How did Google become one of the largest companies in the world?
Google held its IPO on August 19 2004 but at the time, the company was a relative unknown. The internet – let alone the concept of a search engine – was still in its relative infancy. At the time of its IPO, Google shares were worth $85 a piece.
Now, 17 years and 232 acquisitions later, Google is not only the world’s largest search engine but it’s synonymous with search engine itself. Nobody looks something up on the internet, they Google it. But the company is also far more than its internet empire. These acquisitions have taken Google into industries such as advertising, hardware and many more. To account for its growing areas of interest, in 2015, Google changed its name to Alphabet.

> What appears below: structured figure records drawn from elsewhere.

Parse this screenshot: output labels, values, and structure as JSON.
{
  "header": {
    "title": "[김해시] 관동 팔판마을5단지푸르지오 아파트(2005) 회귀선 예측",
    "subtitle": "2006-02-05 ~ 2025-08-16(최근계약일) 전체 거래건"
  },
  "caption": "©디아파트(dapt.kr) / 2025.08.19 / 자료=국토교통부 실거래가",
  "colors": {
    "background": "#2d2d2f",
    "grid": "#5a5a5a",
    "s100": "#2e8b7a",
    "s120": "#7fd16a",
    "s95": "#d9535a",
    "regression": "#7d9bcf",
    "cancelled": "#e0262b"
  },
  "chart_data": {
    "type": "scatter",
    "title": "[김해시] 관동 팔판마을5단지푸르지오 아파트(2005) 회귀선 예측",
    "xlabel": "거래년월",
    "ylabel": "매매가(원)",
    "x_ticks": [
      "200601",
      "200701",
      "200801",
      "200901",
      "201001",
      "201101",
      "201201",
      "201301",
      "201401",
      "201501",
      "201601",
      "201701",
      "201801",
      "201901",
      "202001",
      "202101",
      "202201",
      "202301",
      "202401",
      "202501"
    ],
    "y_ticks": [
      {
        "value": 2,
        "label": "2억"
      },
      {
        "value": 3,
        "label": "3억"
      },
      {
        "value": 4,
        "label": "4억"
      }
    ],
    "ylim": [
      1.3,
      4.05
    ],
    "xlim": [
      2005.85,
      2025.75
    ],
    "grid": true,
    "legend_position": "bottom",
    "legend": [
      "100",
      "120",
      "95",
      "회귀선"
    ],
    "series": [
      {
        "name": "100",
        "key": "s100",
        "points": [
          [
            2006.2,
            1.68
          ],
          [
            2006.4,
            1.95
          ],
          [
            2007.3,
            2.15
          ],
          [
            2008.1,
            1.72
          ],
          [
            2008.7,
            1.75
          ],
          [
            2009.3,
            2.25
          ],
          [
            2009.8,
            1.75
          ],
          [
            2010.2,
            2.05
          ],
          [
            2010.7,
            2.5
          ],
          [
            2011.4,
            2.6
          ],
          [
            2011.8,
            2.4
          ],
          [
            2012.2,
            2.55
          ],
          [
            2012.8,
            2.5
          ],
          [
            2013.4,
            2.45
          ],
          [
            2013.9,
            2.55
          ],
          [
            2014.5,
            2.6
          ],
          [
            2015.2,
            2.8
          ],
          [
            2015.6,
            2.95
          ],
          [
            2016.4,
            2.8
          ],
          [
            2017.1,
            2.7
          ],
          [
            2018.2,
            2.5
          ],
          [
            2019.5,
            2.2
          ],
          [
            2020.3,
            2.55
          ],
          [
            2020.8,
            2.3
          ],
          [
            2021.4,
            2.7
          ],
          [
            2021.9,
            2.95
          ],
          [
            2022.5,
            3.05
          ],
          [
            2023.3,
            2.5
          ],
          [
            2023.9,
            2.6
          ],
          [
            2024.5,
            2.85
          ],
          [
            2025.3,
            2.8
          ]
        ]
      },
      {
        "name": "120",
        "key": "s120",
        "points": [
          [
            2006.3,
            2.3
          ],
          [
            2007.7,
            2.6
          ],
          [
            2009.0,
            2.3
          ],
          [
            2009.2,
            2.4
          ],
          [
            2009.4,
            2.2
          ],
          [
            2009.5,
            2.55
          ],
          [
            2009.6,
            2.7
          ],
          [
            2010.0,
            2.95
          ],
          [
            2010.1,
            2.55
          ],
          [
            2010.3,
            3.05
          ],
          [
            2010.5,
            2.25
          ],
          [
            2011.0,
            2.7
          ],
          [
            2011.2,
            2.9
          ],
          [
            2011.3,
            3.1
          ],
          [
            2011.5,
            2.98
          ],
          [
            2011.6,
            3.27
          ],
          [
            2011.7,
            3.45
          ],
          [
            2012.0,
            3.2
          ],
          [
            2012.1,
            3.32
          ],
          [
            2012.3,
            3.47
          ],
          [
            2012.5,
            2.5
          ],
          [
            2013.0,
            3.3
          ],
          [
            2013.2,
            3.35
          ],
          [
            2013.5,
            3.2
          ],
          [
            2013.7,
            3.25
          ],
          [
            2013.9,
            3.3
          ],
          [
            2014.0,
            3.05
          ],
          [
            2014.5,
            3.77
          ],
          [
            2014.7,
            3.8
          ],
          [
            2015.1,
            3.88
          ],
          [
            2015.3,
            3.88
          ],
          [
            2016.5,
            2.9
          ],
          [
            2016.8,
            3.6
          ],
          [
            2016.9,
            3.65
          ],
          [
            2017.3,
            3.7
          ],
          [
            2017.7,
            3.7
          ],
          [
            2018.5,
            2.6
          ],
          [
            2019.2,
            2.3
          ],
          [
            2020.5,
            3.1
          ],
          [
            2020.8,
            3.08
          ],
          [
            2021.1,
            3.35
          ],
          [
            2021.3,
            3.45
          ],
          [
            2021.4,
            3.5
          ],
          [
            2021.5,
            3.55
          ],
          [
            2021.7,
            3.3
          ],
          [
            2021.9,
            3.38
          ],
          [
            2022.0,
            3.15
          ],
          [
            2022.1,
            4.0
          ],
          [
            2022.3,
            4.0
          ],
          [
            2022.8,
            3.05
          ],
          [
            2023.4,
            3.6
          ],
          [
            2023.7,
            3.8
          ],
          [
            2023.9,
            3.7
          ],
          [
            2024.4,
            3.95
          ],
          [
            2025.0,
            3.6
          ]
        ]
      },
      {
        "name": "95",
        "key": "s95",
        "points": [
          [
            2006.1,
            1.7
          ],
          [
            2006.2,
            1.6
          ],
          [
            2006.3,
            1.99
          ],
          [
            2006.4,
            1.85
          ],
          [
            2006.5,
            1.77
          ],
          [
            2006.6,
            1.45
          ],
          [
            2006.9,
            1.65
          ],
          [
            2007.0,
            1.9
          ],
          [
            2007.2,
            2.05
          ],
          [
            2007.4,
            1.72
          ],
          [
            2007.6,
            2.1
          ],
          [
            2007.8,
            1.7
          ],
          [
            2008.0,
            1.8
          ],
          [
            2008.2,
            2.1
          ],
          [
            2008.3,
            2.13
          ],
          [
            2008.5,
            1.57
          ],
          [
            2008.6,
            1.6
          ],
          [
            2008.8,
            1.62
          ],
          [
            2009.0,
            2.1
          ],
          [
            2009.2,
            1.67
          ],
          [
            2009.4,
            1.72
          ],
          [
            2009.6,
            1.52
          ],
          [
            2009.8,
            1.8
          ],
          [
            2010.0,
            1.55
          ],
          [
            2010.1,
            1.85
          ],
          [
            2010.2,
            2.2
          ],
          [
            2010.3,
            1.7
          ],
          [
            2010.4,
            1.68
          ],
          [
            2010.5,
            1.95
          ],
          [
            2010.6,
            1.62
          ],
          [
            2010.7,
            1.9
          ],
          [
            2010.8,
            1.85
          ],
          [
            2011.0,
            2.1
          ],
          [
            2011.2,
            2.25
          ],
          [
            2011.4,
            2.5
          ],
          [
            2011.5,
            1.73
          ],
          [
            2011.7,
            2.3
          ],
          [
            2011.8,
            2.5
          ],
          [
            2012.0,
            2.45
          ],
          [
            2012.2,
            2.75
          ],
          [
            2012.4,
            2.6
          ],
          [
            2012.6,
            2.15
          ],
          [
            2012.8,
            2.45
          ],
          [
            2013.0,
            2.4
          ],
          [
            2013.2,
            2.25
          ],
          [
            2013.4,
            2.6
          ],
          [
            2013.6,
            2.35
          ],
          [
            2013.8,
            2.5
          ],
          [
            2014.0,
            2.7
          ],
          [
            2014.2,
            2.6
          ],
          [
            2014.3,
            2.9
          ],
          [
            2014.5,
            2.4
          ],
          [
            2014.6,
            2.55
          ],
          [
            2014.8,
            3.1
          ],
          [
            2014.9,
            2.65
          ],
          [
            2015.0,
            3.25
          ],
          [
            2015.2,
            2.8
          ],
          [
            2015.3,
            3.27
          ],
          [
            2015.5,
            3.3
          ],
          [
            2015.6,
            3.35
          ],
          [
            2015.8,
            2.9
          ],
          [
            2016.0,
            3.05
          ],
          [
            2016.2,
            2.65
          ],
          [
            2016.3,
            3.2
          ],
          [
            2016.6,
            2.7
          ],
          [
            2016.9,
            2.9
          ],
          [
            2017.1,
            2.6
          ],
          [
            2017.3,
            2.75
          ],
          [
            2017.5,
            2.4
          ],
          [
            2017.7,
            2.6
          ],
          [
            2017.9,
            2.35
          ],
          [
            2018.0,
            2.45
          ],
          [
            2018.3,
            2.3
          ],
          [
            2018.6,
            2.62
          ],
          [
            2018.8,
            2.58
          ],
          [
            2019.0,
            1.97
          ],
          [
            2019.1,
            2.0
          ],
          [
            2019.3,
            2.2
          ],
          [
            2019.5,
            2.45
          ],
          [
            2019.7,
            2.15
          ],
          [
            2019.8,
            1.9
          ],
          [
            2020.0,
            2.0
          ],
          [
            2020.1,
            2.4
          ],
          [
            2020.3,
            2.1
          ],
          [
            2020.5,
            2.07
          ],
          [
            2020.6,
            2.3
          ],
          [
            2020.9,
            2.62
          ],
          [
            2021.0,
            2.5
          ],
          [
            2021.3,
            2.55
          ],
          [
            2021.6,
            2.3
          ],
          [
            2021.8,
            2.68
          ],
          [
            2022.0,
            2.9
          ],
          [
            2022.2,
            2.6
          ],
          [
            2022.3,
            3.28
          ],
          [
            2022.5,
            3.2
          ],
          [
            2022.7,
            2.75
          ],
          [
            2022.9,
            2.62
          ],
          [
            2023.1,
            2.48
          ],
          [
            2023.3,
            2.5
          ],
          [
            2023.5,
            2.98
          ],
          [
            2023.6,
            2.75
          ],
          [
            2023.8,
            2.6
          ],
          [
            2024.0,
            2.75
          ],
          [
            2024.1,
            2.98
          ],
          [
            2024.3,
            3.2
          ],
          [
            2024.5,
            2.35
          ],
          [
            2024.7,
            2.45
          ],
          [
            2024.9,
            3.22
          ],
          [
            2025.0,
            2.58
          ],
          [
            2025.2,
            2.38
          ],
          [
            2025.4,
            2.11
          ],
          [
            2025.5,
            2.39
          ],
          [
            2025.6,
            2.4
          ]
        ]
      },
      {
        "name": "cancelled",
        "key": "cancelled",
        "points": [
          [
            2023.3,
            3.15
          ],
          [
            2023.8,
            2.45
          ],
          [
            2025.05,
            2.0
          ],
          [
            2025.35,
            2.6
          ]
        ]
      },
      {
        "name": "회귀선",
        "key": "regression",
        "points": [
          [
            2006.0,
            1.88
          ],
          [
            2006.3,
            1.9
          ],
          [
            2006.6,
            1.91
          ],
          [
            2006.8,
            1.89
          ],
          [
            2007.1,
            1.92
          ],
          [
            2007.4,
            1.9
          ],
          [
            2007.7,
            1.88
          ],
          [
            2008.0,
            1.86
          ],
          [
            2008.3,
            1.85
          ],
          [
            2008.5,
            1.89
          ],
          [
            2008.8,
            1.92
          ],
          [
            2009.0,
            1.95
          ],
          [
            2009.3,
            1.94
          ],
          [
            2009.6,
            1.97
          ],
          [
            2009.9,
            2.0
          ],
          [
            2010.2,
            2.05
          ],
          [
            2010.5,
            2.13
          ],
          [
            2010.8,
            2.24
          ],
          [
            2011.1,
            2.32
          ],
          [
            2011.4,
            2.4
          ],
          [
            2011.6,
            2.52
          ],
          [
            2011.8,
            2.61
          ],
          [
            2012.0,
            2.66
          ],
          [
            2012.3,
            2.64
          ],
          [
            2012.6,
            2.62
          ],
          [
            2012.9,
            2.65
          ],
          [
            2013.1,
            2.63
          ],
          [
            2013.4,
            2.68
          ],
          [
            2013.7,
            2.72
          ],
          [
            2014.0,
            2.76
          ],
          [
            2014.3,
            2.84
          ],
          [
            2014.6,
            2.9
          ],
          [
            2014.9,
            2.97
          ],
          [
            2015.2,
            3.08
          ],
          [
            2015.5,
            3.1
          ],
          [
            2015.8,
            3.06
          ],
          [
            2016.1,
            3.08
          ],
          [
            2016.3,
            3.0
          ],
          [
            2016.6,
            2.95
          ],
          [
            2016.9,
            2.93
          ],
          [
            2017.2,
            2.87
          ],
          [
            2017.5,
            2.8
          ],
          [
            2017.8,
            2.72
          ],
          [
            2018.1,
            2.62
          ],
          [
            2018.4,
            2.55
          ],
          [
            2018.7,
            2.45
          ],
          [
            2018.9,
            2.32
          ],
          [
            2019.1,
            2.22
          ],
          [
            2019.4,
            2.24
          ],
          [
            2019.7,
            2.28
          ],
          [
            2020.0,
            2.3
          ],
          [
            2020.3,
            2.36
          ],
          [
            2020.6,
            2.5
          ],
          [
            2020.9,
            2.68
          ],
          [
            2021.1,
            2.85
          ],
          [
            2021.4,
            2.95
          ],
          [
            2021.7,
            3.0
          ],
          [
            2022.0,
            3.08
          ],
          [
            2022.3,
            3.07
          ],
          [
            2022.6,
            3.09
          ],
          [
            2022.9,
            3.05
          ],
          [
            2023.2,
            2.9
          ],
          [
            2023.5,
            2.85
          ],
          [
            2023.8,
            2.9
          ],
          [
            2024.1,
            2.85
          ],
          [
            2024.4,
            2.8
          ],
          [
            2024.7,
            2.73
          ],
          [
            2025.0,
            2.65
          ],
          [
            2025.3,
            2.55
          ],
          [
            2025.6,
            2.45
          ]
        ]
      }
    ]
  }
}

Under the new parent company, Google became a subsidiary, usually referred to as the search-and-services segment of earnings. This ‘core bets’ part of the business is comprised of Google, Android, YouTube and Google Cloud. The rest of Alphabet’s business is called ‘other bets’ and spans industries such as Fiber broadband (Access), artificial intelligence (DeepMind), startup investments (Google Ventures), smart homes (Nest) and ‘moon shot’ projects under the Google X wing, such as self-driving cars (Waymo), delivery drones (Wing) and robots (Boston Dynamics).
Despite a rough 2020 with Covid-19 impacting businesses across the world, shares of GOOG trade for roughly $2,841 each as of August 28 2021. Had you invested £1000 in Google’s IPO – buying 11 shares – your investment would now be worth over $62,000 thanks to a 2-4-1 stock split in 2014.
What companies does Google own?
Google owns approximately 232 companies for a total cost of about $20.89 billion. A lot of the businesses Google has acquired were all for their tech. What Google can’t do internally, it buys and incorporates into its own operations. The companies Google has acquired span industries such as social platforms, advertising and cybersecurity.
Google's biggest acquisitions
Google’s biggest acquisition to date is Motorola Mobility, which it bought for $12.5 billion but was later sold to Lenovo for just a quarter of the price ($2.9 billion). Of Google’s current holdings, the largest acquisition deal was Nest for $3.2 billion.
Here are Google’s ten biggest acquisitions.
- Motorola Mobility, 2012, Telecommunications, £12.5 billion
- Nest, 2014, Home automation, $3.2 billion
- DoubleClick, 2007, Online advertising, $3.1 billion
- Looker, 2019, Data analytics, $2.6 billion
- Fitbit, 2007, Consumer electronics, $2.1 billion
- YouTube, 2005, Online video platform, $1.65 billion
- Waze, 2007, GPS navigation software, $1.3 billion
- HTC, 2017, Telecommunications, $1.1 billion
- AdMob, 2006, Mobile advertising, $750 million
- ITA Software, 2011, Software and travel, $700 million
Google’s acquisition history
Google’s acquisition history has seen it buy a lot of big names and build on an already impressive empire. And it doesn’t look like there’s any sign of its M&As slowing down either. However, a lot of Google’s most recent acquisitions remain fairly private – so far in 2021, Google has acquired Pring and Dysonics but both deal amounts remain undisclosed.